O alarme de um celular soa com uma musiquinha
lembrando que é aniversário de Tree Gelbman (Jessica Rothe, uma revelação). Ela
desperta num susto. No primeiro momento não entende o que se passa. Logo percebe
que está no quarto de um rapaz, num dormitório universitário. Se dá conta que a
noitada anterior foi forte. Arruma-se rapidamente e sai do quarto. Mais tarde,
naquele dia, é surpreendida com uma festa surpresa de aniversário, organizada
por colegas do campus. Inesperadamente é atacada por um estranho e morre
assassinada. Corta. Na sequência, o alarme de um celular soa com uma musiquinha
lembrando que é aniversário de Tree Gelbman. Ela desperta num susto. E um novo
ciclo dos mesmos acontecimentos se sucede. E de novo. E de novo. Sempre com
algumas alterações e acréscimos de informações, mas o mesmo desfecho já
conhecido.
Os mais atentos podem lembrar de outros filmes onde
os personagens ficam presos numa situação que se repete indefinidamente até sua
resolução libertadora. Recentemente este recurso narrativo foi utilizado na ficção
científica No Limite do Amanhã, com
Tom Cruise, e também na comédia de 1993 Feitiço
do Tempo, estrelada por Bill Murray, que é assumidamente a maior referência
de A Morte Te Dá Parabéns, incluindo até
uma citação explícita no final.
Outra inspiração do thriller são os filmes da série
Pânico, com suas brincadeiras de autoconsciência
de filme de terror e a presença de um icônico assassino mascarado. E claro, sem
esquecer ainda da extensa tradição dos filmes slasher com os quais se alinha (com pouco sangue, é verdade), com
direito inclusive à clássica figura da final
girl. Dessa salada toda resulta um filme acima de tudo divertido que brinca
o tempo todo com as expectativas dos clichês, confirmando alguns, ao mesmo tempo
em que busca soluções criativas para outras tantas armadilhas que as regras do
gênero impõem.
A repetição interminável de fatos/situações já
conhecidos, sempre incômoda e angustiante num primeiro momento, costuma, ao
longo das experiências revividas, provocar um efeito colateral benéfico: o
aprendizado. Uma lição repetida para um mau aluno que precisa superar-se. Este
é o dilema que aprisiona a personagem Tree, que a cada novo ciclo encara a
situação recorrente com um novo espírito. Inicia com aflição e incredulidade,
passa pela aceitação, a diversão e o tédio, até assumir de vez entendimento
pleno do que ocorre e o que deve ser feito para escapar daquela situação.

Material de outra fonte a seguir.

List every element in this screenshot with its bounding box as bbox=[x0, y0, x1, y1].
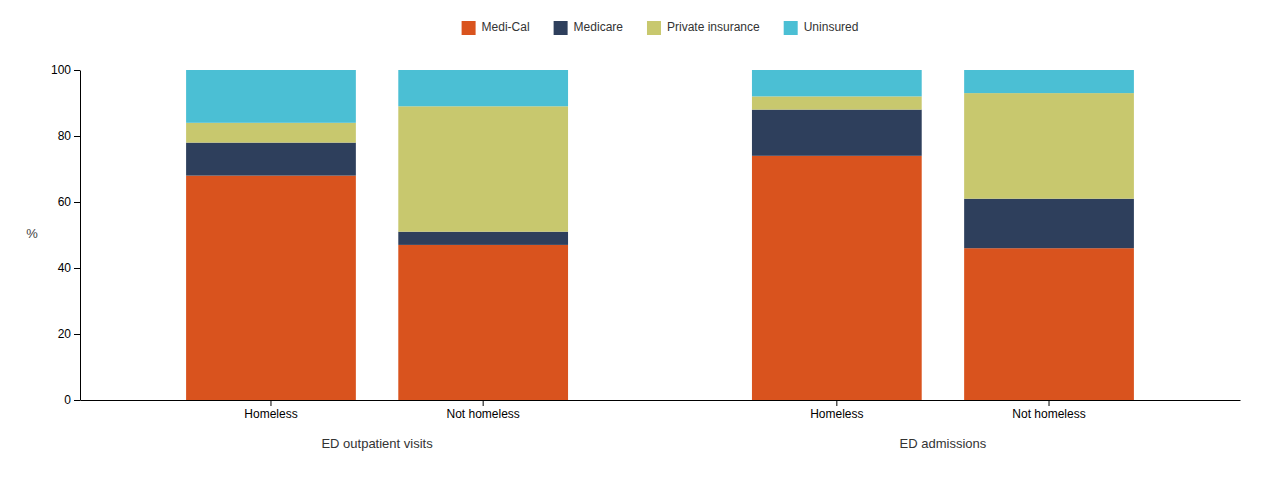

Assim como a imensa maioria dos filmes de terror adolescente, não busque
obsessivamente por explicações coerentes, razões consistentes e justificativas plausíveis
para fatos e ações dos personagens. Nem fique catando furos no roteiro. Eles
estão todos lá. Não perca tempo com isto. Assuma o pesadelo da protagonista,
compartilhe sua tragédia pessoal, mas não deixe de se divertir, confortavelmente
seguro na poltrona do cinema. Afinal, somos todos voyeur, e um déjà vu de
vez em quando não faz mal a ninguém.